Anyway, I’ve always looked mature for my age. It’s true there were many positive sides to this. Uninterrupted teenage boozing and clubbing as I was never asked for I.D; a certain cachet to being the one who collected everyone’s dosh and scampered off to the corner shop to purchase 120 B&H, 80 Silk Cut and 70 Marlboro Lights, all in packs of ten to be doled out amongst my lovely school chums. Ah, the heady whiff of childhood. I didn’t really smoke much myself and don’t at all anymore – terribly ageing.
It wasn’t all harmless fun though. When we were up to no good it was me who got an earful, told I should know better and should have set an example to the younger ones, even though I was eight and they were all eleven. But I played on my apparent maturity, even insisting on wearing make up – pearlised pink lipstick and electric blue eyeshadow – the height of sophistication in 1985 I assure you.
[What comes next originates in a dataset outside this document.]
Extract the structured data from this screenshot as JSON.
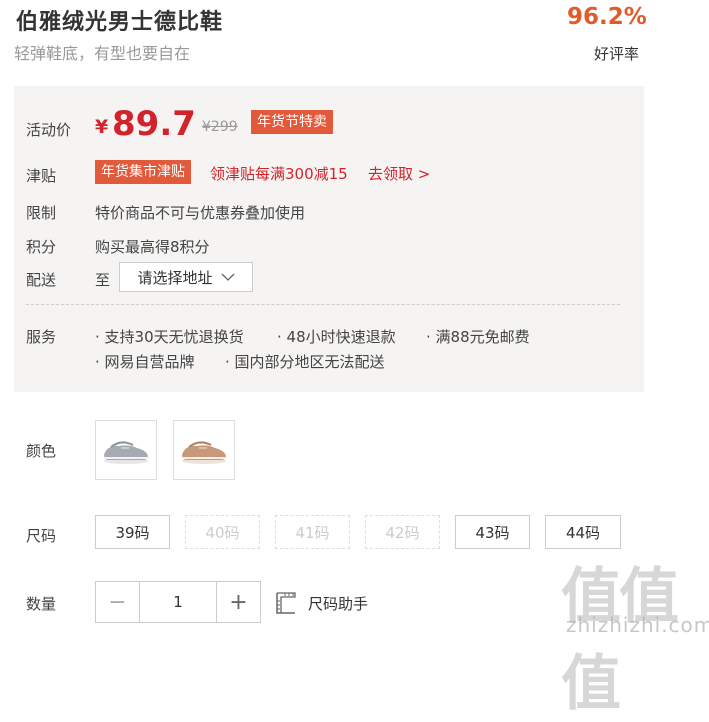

Being about a foot taller than everyone else in my formative years meant I could hit a tennis ball no one else could reach. But while my cousins were nicknamed La Plus Belle and La Plus Jolie by our (ridiculously sexy) Belgian tennis coach, I was given the ungracious moniker of La Grande for six consecutive summers. Cheers Philippe.
Somewhere during my twenties I started to dread people guessing my age – why do people always play that game when I’m with friends ten years older than me who apparently look five years younger? Can’t they guess shoe sizes, star signs or how many people you’ve slept with instead?
And though I love the easy low key clothes made by Toast and Margaret Howell, I have to be careful to mix it up so I don’t look mumsy. I have a morbid fear of looking mumsy. I suppose on those rare occasions when I can’t avoid going to the supermarket, what’s to distinguish me from a housewife pushing their trolley round and round. Except that on Sunday my trolley contained a bottle of Campari, a bottle of soda water, some oranges and two fillet steaks.
At the checkout I couldn’t catch what the cashier was asking me.
“No, I’m not collecting those school vouchers and I haven’t got a Clubcard,” I guessed.
She leaned closer, holding up the Campari as she uttered those sweet forgotten words…“You’ll have to show me some I.D; I can’t place your age.”